Terremoto, le istruzioni da seguire in caso di scossa

La scossa di terremoto di magnitudo 6.5 tra l’Umbria e le Marche alle 7.41 della mattina di domenica 30 ottobre 2016 ha causato nuovi danni, disagi e paura in una vasta area del Centro Italia. Ecco alcuni comportamenti utili da seguire nell’eventualità in cui il fenomeno torni a ripetersi.
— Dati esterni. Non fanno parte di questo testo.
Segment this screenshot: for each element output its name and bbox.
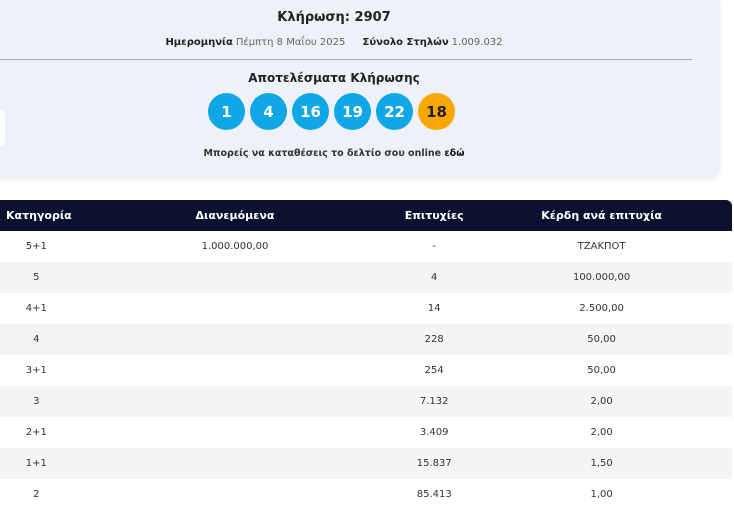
table-row: 2 85.413 1,00 [0, 479, 732, 510]
cell-distributed [73, 479, 398, 510]
cell-category: 5 [33, 272, 40, 283]
side-tab[interactable] [0, 110, 5, 146]
date-label: Ημερομηνία [165, 37, 233, 48]
cell-distributed [73, 293, 398, 324]
bonus-ball: 18 [418, 93, 455, 130]
divider [0, 59, 692, 60]
prize-table: Κατηγορία Διανεμόμενα Επιτυχίες Κέρδη αν… [0, 200, 732, 510]
cell-winners: 15.837 [416, 458, 452, 469]
table-row: 1+1 15.837 1,50 [0, 448, 732, 479]
draw-info-card: Κλήρωση: 2907 Ημερομηνία Πέμπτη 8 Μαΐου 2… [0, 0, 720, 178]
total-label: Σύνολο Στηλών [362, 37, 449, 48]
online-link[interactable]: εδώ [444, 148, 465, 159]
cell-winners: - [432, 241, 437, 252]
number-ball: 1 [208, 93, 245, 130]
results-title: Αποτελέσματα Κλήρωσης [248, 71, 420, 85]
table-row: 4 228 50,00 [0, 324, 732, 355]
cell-prize: 50,00 [587, 334, 616, 345]
table-row: 5 4 100.000,00 [0, 262, 732, 293]
table-header: Κατηγορία Διανεμόμενα Επιτυχίες Κέρδη αν… [0, 200, 732, 231]
cell-distributed [73, 355, 398, 386]
cell-winners: 3.409 [419, 427, 449, 438]
cell-category: 2+1 [25, 427, 47, 438]
cell-distributed [73, 386, 398, 417]
online-text: Μπορείς να καταθέσεις το δελτίο σου onli… [203, 148, 442, 159]
cell-winners: 7.132 [419, 396, 449, 407]
draw-title: Κλήρωση: 2907 [277, 10, 391, 25]
cell-prize: 2,00 [590, 427, 613, 438]
cell-category: 2 [33, 489, 40, 500]
cell-category: 3 [33, 396, 40, 407]
cell-prize: 1,00 [590, 489, 613, 500]
cell-distributed [73, 448, 398, 479]
total-value: 1.009.032 [451, 37, 503, 48]
cell-prize: 50,00 [587, 365, 616, 376]
cell-prize: 2.500,00 [579, 303, 624, 314]
draw-meta: Ημερομηνία Πέμπτη 8 Μαΐου 2025 Σύνολο Στη… [0, 37, 668, 48]
cell-category: 5+1 [25, 241, 47, 252]
table-row: 5+1 1.000.000,00 - ΤΖΑΚΠΟΤ [0, 231, 732, 262]
cell-category: 1+1 [25, 458, 47, 469]
cell-prize: ΤΖΑΚΠΟΤ [577, 241, 626, 252]
online-note: Μπορείς να καταθέσεις το δελτίο σου onli… [0, 148, 668, 159]
cell-prize: 100.000,00 [572, 272, 631, 283]
cell-category: 4 [33, 334, 40, 345]
header-winners: Επιτυχίες [404, 209, 464, 222]
table-row: 2+1 3.409 2,00 [0, 417, 732, 448]
cell-prize: 1,50 [590, 458, 613, 469]
cell-distributed [73, 324, 398, 355]
number-ball: 4 [250, 93, 287, 130]
cell-category: 4+1 [25, 303, 47, 314]
cell-winners: 228 [424, 334, 444, 345]
cell-distributed [73, 262, 398, 293]
cell-distributed: 1.000.000,00 [201, 241, 269, 252]
cell-winners: 254 [424, 365, 444, 376]
winning-numbers: 1 4 16 19 22 18 [208, 93, 455, 130]
date-value: Πέμπτη 8 Μαΐου 2025 [235, 37, 346, 48]
cell-winners: 85.413 [416, 489, 452, 500]
table-row: 3 7.132 2,00 [0, 386, 732, 417]
header-category: Κατηγορία [6, 209, 72, 222]
table-row: 3+1 254 50,00 [0, 355, 732, 386]
cell-winners: 4 [431, 272, 438, 283]
cell-category: 3+1 [25, 365, 47, 376]
number-ball: 16 [292, 93, 329, 130]
number-ball: 19 [334, 93, 371, 130]
header-prize: Κέρδη ανά επιτυχία [541, 209, 662, 222]
number-ball: 22 [376, 93, 413, 130]
table-row: 4+1 14 2.500,00 [0, 293, 732, 324]
cell-winners: 14 [427, 303, 441, 314]
cell-prize: 2,00 [590, 396, 613, 407]
header-distributed: Διανεμόμενα [195, 209, 275, 222]
cell-distributed [73, 417, 398, 448]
Il Centro Italia trema ancora: la scossa di terremoto di magnitudo 6.5 avvenuta alle 7.41 della mattina di domenica 30 ottobre 2016, tra l’Umbria e le Marche (LEGGI ANCHE: TERREMOTO, NUOVA SCOSSA FRA UMBRIA E MARCHE: MAGNITUDO 6.5. DIVERSI FERITI. A NORCIA CROLLA LA CATTEDRALE), ha gettato nuovamente nel panico gli italiani. La Croce Rossa Italiana ha reso noti alcuni comportamenti utili da seguire in caso di terremoto per limitare gli eventuali danni.

Se ci si trova all’interno di un edificio chiuso:

  • Cercare riparo nel vano di una porta inserita in un muro portante o sotto una trave che ti può proteggere da eventuali crolli.
  • Ripararsi sotto un tavolo e stare lontani da mobili, oggetti pesanti e vetri che potrebbero cadere.
  • Non precipitarsi verso le scale o l’ascensore; talvolta, le scale sono la parte più debole dell’edificio e l’ascensore può invece bloccarsi.
  • Tenere in casa una cassetta di primo soccorso e assicurarsi che ogni componente della famiglia sia a conoscenza di dove è riposta.

Se ci si trova in un luogo aperto:

  • Allontanarsi da costruzioni e linee elettriche.
  • Stare lontani da impianti industriali.
  • Stare lontani dai margini di laghi e delle spiagge marine; si possono verificare onde di tsunami.
  • Raggiungere le aree di attesa individuate dal piano d’emergenza comunale.
  • Evitare di usare il telefono e l’automobile al fine di lasciare le linee telefoniche e le strade libere per non intralciare i soccorsi.
  • Non sostare in auto in prossimità di ponti, terreni franosi e spiagge.

Al di là delle norme di comportamento illustrate dalla Croce Rossa Italiana, prima del terremoto può essere molto utile discutere assieme ai propri familiari (anche e soprattutto i più piccoli) dell’eventualità che si verifichi il sisma e, nel farlo, immaginare preventivamente i possibili accorgimenti. Prima del sisma può inoltre rivelarsi di cruciale importanza eliminare o spostare in basso gli oggetti pesanti (come vasi e statue) posti su armadi o pensili, fissare opportunamente alle pareti mobili alti e pesanti, collocare in una zona centrale dell’appartamento una lampada d’illuminazione d’emergenza facilmente raggiungibile, tenere in efficienza una radio a pile e una lampada tascabile a portata di mano, tenere con sé un biglietto su cui annotare il gruppo sanguigno e/o particolari patologie di cui è importante conoscere l’esistenza in caso di soccorso urgente ed il recapito delle persone a cui rivolgersi in caso di bisogno.